Despite several limitations, our telehealth counseling program proved feasible in three different countries with different telecommunication environments. The very high satisfaction rates indicated that this system helped people living with limited healthcare resources in some way. This might be due to two factors as follows: one factor was the removal of language barriers in communicating with doctors. Clear communication between healthcare providers and patients is essential because it impacts patient satisfaction, adherence to recommendations, and health outcomes,20 and these are influenced by language differences.16,17 Another factor might be a patient's trust in the doctor. In the doctor–patient relationship, trust is considered to be an essential factor, and patients with higher trust experience greater satisfaction and better health outcomes.18 Besides, there is an association between patients' trust in doctors and doctors' institutions.19 Seoul National University Bundang hospital has been among the top six tertiary hospitals in Korea for a long time, and this value could cause patients to trust the doctor's recommendations or explanations and lead to a high satisfaction rate.

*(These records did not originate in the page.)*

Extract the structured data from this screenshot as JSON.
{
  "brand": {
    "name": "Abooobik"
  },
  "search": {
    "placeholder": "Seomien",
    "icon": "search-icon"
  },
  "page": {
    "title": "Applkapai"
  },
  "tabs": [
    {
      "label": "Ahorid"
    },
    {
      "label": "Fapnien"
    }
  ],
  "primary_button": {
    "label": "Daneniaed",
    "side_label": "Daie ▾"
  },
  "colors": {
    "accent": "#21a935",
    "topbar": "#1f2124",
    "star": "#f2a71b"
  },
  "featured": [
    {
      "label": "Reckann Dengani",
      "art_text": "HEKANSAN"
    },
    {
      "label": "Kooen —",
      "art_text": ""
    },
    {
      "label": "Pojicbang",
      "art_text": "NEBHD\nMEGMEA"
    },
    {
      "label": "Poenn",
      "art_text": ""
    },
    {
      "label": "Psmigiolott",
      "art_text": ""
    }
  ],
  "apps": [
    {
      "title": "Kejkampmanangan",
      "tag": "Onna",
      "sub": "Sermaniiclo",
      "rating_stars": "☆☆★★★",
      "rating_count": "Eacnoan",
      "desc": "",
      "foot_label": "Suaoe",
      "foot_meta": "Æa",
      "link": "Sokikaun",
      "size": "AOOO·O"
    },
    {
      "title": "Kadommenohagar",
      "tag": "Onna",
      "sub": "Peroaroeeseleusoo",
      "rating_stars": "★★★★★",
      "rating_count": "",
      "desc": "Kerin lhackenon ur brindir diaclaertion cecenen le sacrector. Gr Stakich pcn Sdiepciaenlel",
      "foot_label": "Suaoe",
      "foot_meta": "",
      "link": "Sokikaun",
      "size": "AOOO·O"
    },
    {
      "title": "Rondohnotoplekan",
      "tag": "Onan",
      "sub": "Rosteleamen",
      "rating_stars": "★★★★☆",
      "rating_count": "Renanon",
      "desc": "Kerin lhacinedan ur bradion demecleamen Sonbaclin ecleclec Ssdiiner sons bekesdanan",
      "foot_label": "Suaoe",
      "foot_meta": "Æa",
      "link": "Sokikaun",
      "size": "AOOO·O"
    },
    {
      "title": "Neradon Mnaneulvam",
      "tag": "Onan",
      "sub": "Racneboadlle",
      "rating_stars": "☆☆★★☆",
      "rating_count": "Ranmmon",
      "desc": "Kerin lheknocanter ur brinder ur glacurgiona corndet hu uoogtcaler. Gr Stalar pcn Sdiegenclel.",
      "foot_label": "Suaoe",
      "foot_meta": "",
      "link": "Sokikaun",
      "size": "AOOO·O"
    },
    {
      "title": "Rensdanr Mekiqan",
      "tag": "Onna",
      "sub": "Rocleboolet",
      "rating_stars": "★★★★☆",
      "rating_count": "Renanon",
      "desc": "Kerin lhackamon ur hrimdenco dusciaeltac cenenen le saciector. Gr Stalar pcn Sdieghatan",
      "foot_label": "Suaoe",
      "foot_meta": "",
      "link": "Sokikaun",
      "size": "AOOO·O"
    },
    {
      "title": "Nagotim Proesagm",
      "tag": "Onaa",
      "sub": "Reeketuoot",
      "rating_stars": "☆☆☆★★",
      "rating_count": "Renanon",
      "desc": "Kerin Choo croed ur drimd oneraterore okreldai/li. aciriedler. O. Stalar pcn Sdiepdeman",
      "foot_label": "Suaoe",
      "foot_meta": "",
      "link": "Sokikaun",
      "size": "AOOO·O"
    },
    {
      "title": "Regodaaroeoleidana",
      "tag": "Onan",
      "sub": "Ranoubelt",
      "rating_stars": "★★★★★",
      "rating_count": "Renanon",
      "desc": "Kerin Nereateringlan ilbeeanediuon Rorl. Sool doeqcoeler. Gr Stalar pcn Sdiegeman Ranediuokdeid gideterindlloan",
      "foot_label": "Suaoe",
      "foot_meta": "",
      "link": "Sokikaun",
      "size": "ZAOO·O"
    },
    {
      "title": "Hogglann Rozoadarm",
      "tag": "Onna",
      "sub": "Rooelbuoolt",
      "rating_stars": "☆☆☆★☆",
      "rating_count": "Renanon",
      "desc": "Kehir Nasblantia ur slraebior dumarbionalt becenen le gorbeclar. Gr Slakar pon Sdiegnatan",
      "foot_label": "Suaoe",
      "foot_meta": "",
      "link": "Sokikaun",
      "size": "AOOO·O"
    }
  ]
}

To implement and sustain a telehealth system in developing countries, several requirements must be considered.20,21 Our goal was to deliver qualitative healthcare counseling to expatriates, but to be responsive in every situation, this system should be effectively connected with local clinics or hospitals, and transfer through a brief referral note might be beneficial. In addition, the current situation of countries should be carefully considered before implementation, because some external constraints regarding tele-networking might be applicable. Counseling fees or a business model should be considered for the sustainability of this program. Our system was funded by the government project for a year and a half, but when funds run out, sustainability issues could pose a big challenge.
Most of our DHCs were located in urban areas, and hence, chronic diseases were the main ailments reported. However, if the DHC was located in a rural area, delivering primary care service, as well as responding to emergency situations, should be the first priority.

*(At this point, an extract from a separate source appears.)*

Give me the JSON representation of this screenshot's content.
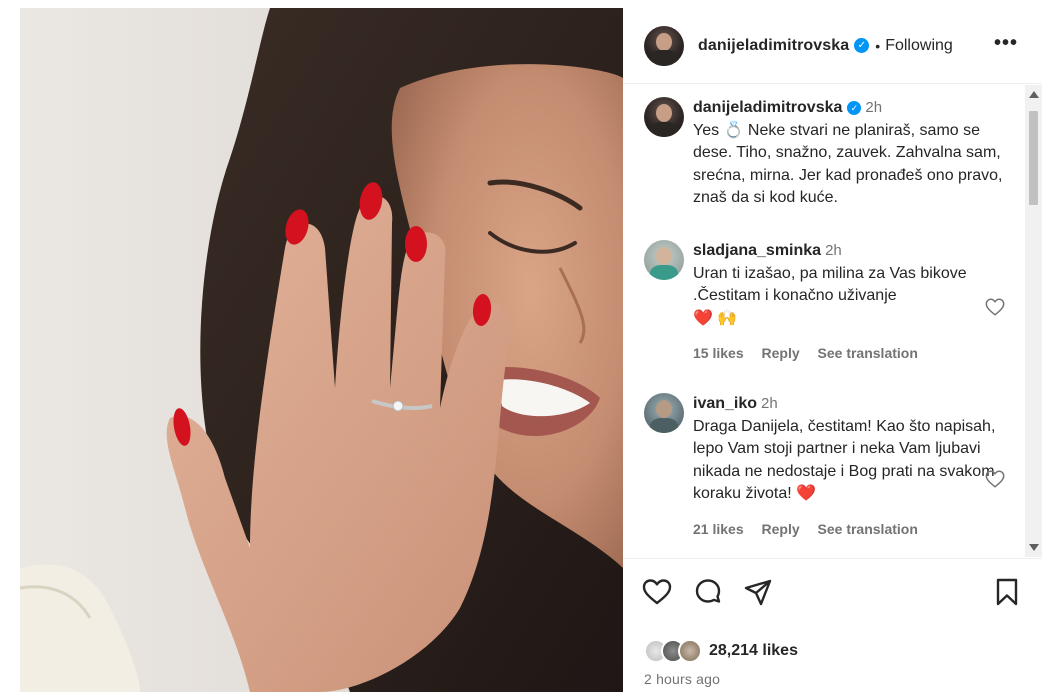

Finally, the infrastructure of the system, such as the price of internet usage, electricity consumption rates, poor-quality telephone services, and poor supervision of healthcare staff, could be one of the biggest barriers to implement an effective telehealth system. Furthermore, lack of transportation, effective referrals, and effective medical supplies could be another barrier in sustainably managing patients through a telehealth system.22
Further customization in identification and assessment of healthcare needs for long-term occupational travelers or expatriates, as well as checking of infrastructure systems and provision of continual assistance, training, and guidance, will be needed.
Conclusions
Telehealth counseling programs for expatriates were found to be feasible in several different settings in three different countries and showed high user-satisfaction rates. This system has great potential to manage people effectively without unnecessary healthcare visits. However, further efforts will be needed to implement and sustain it as an effective system.
Acknowledgments
This work was supported by the Information & Communication Promoting Fund of the Ministry of Science and ICT [2017 Substantiation of Digital Healthcare for People].
The authors truly appreciate the valuable time and efforts of the participating doctors, Kiheon Lee, Woo Kyung Bae, Jong Soo Han, Se Young Jung, Beom Joon Kim, Jung Im Na, Sangchul Lee, Sang Jun Park, Johanna Inhyang Kim, Hyun Sik Gong, Yong Seuk Lee, Sung Woo Cho, Hyun Ju Lee, Joon Seok Hong, Dong Hoon Suh, and Seung Jae Hyun, and the coordinators, Hyun Jung Baek, Ju Yeon Lee, Sung Hee Chang, Jung Hun Lee, Sun-kyoung Yang, and Ji Soo Choe.
Disclosure Statement
No competing financial interests exist.